Я бросил взгляд через плечо. Ночная улица казалась по-прежнему безлюдной. Не казалась — была. Если где-то неподалеку, скрывшись в темноте, сидели люди Ордена, я не мог заметить ни одного из них. Обратиться за помощью? Выстрелить в воздух?
— Не надо.
— Но… — начал, было, он, и осекся.
— Нет. Если это засада, она до крайности плохо организована. А самонадеянный охотник часто становится верной добычей. Не шуми.
Дверные петли давно не смазывались, поэтому я приоткрыл дверь лишь настолько, чтобы проскользнуть внутрь. Петер двинулся за мной, но я покачал у него перед лицом указательным пальцем. Мальчишка послушно замер.
— Стой тут, — приказал я шепотом. — Он может попытаться уйти.
Петер кивнул.

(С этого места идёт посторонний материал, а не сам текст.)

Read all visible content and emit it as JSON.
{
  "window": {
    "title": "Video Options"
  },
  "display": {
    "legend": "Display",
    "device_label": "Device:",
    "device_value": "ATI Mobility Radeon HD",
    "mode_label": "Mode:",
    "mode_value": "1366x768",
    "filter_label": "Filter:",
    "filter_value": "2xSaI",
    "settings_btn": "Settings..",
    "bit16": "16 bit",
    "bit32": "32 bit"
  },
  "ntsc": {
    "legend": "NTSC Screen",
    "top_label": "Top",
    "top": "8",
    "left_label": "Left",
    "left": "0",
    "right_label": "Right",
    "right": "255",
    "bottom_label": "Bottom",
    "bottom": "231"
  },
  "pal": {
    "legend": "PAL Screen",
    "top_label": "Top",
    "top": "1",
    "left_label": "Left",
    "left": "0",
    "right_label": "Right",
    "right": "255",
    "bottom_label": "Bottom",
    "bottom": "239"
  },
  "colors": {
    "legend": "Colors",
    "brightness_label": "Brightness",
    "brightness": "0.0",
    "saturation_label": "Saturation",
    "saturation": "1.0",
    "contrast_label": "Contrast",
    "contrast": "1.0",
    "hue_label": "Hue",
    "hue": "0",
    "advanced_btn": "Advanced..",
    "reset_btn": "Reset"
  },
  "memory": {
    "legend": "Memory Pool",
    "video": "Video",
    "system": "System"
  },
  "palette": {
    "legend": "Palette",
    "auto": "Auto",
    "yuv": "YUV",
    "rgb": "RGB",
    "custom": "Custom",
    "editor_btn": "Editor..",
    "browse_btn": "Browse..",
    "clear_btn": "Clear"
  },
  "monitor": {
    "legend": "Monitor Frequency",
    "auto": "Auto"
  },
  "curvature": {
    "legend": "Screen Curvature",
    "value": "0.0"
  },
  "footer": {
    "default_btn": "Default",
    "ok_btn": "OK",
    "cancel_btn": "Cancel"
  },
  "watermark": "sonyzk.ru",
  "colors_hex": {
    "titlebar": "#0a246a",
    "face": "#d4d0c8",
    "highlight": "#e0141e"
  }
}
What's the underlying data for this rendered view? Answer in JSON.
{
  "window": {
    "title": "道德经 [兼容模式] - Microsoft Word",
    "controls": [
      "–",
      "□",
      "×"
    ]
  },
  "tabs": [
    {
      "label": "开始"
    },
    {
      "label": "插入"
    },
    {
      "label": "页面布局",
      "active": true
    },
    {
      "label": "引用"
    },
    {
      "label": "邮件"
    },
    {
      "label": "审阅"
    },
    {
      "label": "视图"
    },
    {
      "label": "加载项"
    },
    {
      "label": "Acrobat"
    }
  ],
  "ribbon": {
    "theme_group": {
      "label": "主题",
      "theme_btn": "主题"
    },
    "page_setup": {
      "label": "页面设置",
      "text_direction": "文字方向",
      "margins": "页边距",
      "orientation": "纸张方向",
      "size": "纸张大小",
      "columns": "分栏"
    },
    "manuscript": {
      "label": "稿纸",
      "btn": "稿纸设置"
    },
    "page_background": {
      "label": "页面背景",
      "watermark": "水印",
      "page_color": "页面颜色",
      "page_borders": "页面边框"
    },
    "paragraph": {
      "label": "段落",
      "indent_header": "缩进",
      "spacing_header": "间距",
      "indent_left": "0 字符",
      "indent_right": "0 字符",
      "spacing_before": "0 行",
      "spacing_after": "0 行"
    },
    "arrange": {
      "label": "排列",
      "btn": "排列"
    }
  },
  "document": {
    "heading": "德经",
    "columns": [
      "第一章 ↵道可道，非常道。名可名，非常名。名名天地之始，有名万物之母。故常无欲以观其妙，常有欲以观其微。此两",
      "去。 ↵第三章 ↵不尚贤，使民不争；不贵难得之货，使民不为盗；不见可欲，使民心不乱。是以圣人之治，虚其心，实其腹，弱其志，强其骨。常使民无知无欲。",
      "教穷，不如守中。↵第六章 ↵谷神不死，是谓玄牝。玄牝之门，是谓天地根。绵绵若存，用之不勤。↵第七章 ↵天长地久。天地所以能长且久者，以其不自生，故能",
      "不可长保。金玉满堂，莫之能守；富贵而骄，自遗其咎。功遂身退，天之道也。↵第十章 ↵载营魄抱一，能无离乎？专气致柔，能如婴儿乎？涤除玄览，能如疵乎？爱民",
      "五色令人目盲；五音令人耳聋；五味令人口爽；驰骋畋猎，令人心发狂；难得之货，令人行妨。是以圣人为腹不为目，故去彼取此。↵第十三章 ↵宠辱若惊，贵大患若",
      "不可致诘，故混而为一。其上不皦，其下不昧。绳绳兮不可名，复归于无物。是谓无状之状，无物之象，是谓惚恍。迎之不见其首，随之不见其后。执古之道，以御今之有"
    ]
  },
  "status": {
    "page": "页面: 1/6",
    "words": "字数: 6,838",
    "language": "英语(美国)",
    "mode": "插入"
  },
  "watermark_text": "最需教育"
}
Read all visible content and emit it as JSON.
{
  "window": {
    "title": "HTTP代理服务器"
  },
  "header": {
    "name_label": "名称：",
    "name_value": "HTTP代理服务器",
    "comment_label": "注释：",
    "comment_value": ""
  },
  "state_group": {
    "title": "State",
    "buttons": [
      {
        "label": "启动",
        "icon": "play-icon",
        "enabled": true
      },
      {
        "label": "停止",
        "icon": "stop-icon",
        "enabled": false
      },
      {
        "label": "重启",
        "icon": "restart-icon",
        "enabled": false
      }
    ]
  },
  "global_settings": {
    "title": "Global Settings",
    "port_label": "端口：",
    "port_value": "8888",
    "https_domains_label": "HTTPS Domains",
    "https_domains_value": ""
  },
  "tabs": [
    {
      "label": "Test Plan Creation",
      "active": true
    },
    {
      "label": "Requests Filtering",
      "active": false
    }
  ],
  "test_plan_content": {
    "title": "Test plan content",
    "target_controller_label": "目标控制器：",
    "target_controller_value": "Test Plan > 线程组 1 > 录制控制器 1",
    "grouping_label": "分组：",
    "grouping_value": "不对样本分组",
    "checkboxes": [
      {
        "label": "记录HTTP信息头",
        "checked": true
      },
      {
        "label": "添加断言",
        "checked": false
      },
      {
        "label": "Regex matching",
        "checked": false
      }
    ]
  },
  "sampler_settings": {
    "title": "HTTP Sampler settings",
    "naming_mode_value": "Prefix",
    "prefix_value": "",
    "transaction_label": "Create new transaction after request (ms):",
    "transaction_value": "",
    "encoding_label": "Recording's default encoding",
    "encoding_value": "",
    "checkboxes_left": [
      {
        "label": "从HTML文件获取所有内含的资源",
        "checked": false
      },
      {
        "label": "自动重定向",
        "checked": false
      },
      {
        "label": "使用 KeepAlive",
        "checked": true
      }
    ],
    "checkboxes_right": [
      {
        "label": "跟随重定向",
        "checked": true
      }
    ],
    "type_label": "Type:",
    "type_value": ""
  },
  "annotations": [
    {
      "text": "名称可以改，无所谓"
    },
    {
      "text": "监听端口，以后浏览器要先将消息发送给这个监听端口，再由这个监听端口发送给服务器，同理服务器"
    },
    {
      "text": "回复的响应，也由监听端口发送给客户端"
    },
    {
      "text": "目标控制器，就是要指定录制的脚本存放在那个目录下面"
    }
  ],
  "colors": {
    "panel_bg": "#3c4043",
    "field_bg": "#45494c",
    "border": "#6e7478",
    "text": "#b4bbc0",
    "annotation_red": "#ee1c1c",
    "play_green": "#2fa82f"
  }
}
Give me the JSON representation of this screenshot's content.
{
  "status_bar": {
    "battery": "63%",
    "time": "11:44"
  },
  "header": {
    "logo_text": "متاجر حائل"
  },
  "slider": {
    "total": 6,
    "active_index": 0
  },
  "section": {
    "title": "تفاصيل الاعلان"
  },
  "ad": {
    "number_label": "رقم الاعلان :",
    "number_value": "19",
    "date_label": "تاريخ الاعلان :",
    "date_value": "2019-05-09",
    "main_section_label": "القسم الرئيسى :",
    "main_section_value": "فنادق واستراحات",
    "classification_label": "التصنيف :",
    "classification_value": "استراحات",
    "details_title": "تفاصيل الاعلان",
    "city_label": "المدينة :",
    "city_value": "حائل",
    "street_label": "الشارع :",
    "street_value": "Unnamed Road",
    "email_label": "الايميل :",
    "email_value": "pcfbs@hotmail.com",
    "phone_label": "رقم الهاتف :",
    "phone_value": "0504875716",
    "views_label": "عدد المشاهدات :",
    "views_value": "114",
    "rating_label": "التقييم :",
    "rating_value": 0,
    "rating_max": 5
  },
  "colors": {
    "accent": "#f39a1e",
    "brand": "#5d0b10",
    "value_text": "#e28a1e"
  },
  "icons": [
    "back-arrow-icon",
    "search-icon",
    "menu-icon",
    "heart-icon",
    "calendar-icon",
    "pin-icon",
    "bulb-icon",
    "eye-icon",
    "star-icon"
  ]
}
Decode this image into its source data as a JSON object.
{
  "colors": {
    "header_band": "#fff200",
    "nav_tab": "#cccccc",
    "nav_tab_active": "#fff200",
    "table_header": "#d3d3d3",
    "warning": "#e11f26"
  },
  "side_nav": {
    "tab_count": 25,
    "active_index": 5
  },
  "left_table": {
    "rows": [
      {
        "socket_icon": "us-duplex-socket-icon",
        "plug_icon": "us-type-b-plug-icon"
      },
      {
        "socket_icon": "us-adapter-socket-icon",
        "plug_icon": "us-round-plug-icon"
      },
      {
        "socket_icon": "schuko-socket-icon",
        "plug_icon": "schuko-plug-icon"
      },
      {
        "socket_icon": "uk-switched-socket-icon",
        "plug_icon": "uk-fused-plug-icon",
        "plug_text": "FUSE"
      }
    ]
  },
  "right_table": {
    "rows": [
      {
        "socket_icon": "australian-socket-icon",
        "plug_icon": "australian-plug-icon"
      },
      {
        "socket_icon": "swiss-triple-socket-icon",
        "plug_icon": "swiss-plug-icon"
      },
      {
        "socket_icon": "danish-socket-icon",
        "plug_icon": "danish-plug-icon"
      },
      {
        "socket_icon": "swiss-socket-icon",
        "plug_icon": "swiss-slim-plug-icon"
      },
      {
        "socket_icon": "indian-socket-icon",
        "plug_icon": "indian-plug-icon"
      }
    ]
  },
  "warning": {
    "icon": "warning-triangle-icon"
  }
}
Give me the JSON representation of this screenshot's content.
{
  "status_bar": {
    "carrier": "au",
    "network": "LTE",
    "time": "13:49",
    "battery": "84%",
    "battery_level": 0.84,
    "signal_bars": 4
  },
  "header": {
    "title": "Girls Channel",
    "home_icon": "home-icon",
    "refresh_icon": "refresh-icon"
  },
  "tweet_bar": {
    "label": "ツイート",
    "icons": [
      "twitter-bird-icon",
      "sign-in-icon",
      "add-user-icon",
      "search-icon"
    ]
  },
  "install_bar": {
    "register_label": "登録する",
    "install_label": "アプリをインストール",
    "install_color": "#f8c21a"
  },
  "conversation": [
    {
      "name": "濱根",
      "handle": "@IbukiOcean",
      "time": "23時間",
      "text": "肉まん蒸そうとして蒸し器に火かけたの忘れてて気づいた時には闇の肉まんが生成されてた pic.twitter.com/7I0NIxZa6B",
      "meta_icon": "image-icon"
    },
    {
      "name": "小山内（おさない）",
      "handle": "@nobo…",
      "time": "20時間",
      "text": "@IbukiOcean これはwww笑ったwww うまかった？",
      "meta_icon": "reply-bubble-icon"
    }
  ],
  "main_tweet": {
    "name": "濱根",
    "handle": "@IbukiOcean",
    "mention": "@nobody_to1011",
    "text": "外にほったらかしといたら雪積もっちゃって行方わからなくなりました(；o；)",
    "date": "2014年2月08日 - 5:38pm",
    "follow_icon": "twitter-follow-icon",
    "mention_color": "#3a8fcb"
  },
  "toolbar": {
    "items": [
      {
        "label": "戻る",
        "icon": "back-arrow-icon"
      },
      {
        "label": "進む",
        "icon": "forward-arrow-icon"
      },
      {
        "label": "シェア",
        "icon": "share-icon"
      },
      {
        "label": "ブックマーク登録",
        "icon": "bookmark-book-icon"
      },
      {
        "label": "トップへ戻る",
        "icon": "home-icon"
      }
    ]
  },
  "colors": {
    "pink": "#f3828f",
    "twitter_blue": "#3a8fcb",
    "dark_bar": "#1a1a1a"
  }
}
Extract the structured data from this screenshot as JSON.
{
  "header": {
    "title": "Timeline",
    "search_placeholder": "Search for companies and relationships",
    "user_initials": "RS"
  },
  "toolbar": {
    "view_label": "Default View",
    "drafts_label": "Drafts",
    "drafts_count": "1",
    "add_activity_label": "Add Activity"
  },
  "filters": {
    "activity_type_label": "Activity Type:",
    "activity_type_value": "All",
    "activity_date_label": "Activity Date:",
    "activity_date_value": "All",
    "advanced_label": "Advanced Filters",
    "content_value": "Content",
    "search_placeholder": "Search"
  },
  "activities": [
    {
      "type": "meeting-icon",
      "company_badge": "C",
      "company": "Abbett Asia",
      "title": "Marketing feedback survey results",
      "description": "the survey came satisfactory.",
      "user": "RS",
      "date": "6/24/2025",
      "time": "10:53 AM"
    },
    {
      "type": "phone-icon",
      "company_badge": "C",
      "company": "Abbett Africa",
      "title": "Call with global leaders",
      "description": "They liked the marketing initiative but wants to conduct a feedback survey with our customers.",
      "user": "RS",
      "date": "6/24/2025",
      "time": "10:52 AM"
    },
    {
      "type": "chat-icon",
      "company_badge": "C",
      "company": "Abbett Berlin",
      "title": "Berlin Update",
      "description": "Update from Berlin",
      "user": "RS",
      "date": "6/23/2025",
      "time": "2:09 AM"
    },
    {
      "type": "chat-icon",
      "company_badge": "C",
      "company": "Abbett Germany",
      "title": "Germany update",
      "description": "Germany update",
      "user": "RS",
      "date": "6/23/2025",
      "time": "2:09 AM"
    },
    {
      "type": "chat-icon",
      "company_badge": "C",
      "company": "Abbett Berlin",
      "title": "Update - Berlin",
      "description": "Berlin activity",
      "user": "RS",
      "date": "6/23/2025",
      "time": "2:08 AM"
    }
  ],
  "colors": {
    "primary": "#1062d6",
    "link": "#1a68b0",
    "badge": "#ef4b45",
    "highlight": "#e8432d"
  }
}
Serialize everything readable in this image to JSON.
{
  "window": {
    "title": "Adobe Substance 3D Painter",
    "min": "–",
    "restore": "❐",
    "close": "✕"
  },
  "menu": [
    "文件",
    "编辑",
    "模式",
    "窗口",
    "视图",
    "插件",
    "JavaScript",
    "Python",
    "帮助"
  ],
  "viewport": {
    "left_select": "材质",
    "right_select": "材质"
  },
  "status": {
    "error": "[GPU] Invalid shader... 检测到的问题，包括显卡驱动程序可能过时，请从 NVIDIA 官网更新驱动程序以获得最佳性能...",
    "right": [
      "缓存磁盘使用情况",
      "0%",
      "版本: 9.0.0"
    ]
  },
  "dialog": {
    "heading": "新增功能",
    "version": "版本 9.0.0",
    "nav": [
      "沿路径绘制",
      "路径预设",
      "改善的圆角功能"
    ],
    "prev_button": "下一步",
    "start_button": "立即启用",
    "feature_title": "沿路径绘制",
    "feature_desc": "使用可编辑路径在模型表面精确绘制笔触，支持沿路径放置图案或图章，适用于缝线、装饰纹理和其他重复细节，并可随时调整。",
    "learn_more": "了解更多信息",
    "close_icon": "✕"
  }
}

Он выглядел достаточно решительным для того, чтобы действовать без колебаний. Если он увидит убийцу, ему не потребуется много времени, чтобы совершить одно-единственное действие. Созревшее в нем еще несколько дней назад.
В прихожей было темно, но из кухни виднелся свет. Кажется, горели свечи, я ощущал характерный запах стеарина, похожий на аромат гниющей осенней листвы. И это было странно. Человек, затаившийся в засаде, не зажигает свечей, даже если засада эта так скверно организована. И уж конечно я исключил мысль о том, что это фрау Кеммерих — та всегда ложилась спать не позже десяти и, конечно, за всю свою жизнь ни разу не забывала запереть дверь.
Чтобы узнать ответ, мне стоило всего лишь отсчитать неполный десяток шагов.
В кухне действительно горели свечи, их маленькие жаркие огоньки трепетали, как бьющиеся о стекло горящие мотыльки. Запах стеарина усилился, появился и другой запах, обычно кухне не свойственный — запах крепкого табаку.
— Не шевелись, — сказал я фигуре, сидевшей ко мне спиной за кухонным столом. — Буду стрелять.
Источник табачного запаха был очевиден — на столе перед полуночным гостем стояла пепельница, в которой я различил несколько папиросных окурков. Есть самонадеянные охотники, забывающие запереть дверь, есть, верно, и те, кто предпочитает караулить с комфортом, не задув свечей, но в мире нет настолько безрассудного человека, который станет курить, устраивая засаду.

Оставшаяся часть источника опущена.